Calculating the log likelihood is tricky and has to be defined in the Stan model. rstanarm and brms handle this automatically; with raw Stan, it has to be done in the generated quantities
block (like Monica Alexander does here)
loo(bike_rstanarm)
##
## Computed from 20000 by 500 log-likelihood matrix
##
## Estimate SE
## elpd_loo -4289.0 13.1
## p_loo 2.5 0.2
## looic 8578.1 26.2
## ------
## Monte Carlo SE of elpd_loo is 0.0.
##
## All Pareto k estimates are good (k < 0.5).
## See help('pareto-k-diagnostic') for details.
loo(bike_brms)
##
## Computed from 20000 by 500 log-likelihood matrix
##
## Estimate SE
## elpd_loo -4289.0 13.1
## p_loo 2.5 0.2
## looic 8578.0 26.2
## ------
## Monte Carlo SE of elpd_loo is 0.0.
##
## All Pareto k estimates are good (k < 0.5).
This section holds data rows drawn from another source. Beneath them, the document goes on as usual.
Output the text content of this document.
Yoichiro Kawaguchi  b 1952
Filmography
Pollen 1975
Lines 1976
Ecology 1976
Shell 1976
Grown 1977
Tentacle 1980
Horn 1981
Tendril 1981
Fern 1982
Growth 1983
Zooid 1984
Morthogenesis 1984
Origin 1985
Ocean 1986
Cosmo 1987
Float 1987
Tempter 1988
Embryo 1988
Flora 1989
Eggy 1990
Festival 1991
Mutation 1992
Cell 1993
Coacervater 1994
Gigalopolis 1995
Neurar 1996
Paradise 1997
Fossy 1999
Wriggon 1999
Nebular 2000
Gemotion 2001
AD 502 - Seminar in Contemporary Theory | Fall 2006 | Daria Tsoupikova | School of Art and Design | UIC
## See help('pareto-k-diagnostic') for details.
$loo()
bike_stan_samples##
## Computed from 20000 by 500 log-likelihood matrix
##
## Estimate SE
## elpd_loo -4289.0 13.1
## p_loo 2.5 0.2
## looic 8578.0 26.2
## ------
## Monte Carlo SE of elpd_loo is 0.0.
##
## All Pareto k estimates are good (k < 0.5).
## See help('pareto-k-diagnostic') for details.
10.4: How good is the MCMC simulation vs. how good is the model?
In general with all these diagnostics, we’re exploring two different questions:
- How good is the MCMC simulation? Is it long enough, are the chains well-mixed, does it converge, etc.?
- How good is the model? Are the assumptions reasonable, is the model fair, and does it create good predictions?